This post is an edited version of a workshop, which was scheduled to take place in June 2020 at Leiden University. If you are interested in the discussion, feel free to contact me (Lauren) to be updated on the rescheduled workshop date.
The recent development and release of neural language models that create so-called ‘contextualized token-embeddings’ has been considered revolutionary in Computer Science/NLP and the industry. Yet, far out in the uncharted backwaters of the unfashionable end of the galaxy, there is a small but steadily growing group of people who have started to wonder whether the application of these models could also support and advance text-based humanities research, and, in particular, linguistic research.
First, and most obviously perhaps, these models can make the life of researchers much, much easier when used as access/retrieval tools. At present, a large number of texts have been digitized formally, enabling retrieval of words/phrases/sentences, which can subsequently be interpreted/annotated manually. Yet, with the latest neural language models (e.g. ULMFiT , ELMo , BERT ), for instance, it is also possible to ‘digitize’ the subtle and complex denotations and connotations of word tokens and even abstract sentence structures by capturing them in contextualized word/phrase/sentence/paragraph-token embeddings (thus resolving the issues faced by type-based models such as Word2Vec, GloVe with homonymy and polysemy, cf. Desagulier 2019).
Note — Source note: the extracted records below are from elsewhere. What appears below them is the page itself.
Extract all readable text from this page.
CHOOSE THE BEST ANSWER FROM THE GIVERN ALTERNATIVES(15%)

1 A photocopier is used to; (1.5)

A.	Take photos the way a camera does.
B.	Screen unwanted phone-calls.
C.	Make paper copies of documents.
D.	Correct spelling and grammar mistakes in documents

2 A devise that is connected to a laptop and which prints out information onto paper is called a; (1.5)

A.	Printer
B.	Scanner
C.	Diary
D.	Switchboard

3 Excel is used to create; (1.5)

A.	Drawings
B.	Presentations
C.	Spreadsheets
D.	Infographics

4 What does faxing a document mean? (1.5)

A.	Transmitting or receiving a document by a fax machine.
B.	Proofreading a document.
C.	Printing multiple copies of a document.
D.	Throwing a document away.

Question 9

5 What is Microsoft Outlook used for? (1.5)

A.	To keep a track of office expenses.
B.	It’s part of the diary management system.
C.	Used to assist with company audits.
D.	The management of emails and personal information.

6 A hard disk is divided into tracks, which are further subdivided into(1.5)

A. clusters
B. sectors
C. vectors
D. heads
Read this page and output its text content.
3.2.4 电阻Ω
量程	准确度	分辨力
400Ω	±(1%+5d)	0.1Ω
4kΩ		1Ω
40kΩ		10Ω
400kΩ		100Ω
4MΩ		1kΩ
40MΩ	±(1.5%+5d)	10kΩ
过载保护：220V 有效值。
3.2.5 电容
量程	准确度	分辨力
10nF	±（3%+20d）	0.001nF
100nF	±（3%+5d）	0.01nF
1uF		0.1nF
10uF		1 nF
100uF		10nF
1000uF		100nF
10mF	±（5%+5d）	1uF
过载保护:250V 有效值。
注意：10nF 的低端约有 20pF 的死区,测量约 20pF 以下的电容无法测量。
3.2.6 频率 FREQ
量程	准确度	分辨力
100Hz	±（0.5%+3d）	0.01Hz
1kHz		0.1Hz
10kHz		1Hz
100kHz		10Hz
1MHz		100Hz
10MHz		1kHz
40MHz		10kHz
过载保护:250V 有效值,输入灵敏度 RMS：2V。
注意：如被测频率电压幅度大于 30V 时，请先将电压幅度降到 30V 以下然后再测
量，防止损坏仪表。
Importantly, these contextualised embeddings enable semantic (‘onomasiological’) searches within textual material: after setting out a semantic domain, researchers can retrieve and explore all words and other linguistic forms in that domain (e.g. ‘Which words/phrases express [facets of conservative nationalism]/[that an event takes place in the future]?’) without necessarily making an a priori selection of forms. Furthermore, the embeddings also facilitate semasiological tasks, as they perform excellently in sense disambiguation, semantic role labelling, and recognising abstract grammatical patterns that are notoriously difficult to retrieve with structural searches alone (e.g. cleft-structures).
At the same time, some recent overview articles have also suggested that computational distributional semantic could have a particular relevance for linguistic analysis, and furthering linguistic theory (e.g. Boleda 2020). Yet, while there is no question that distributional semantic models of all types can and do serve as invaluable retrieval tools, their value as analytic tools may not be unambiguously accepted.
I would like to open a discussion between researchers and research teams (within text-based Humanities disciplines as well as Computer Science) who have recently worked with contextualized word embeddings or ‘token-vectors’. In particular, this forum invites thoughts on:
- the amount of data necessary to pre-train different neural language models;
- specificities of balancing (i.e. removing bias) and pre-processing the training material;
- the computational resources needed to successfully pre-train these models;
- if experienced with diachronic/historical data: issues of periodization and spelling normalization;
- issues of transparancy, reliability, interpretability, and theoretical soundness of neural language models (in particular as compared to ‘count models’ – as described in Baroni et al. 2014; for an interesting, recent dissertation about the use of type- and token-based count-vectors, see De Pascale 2019, and the output of the Nephological Semantics research team).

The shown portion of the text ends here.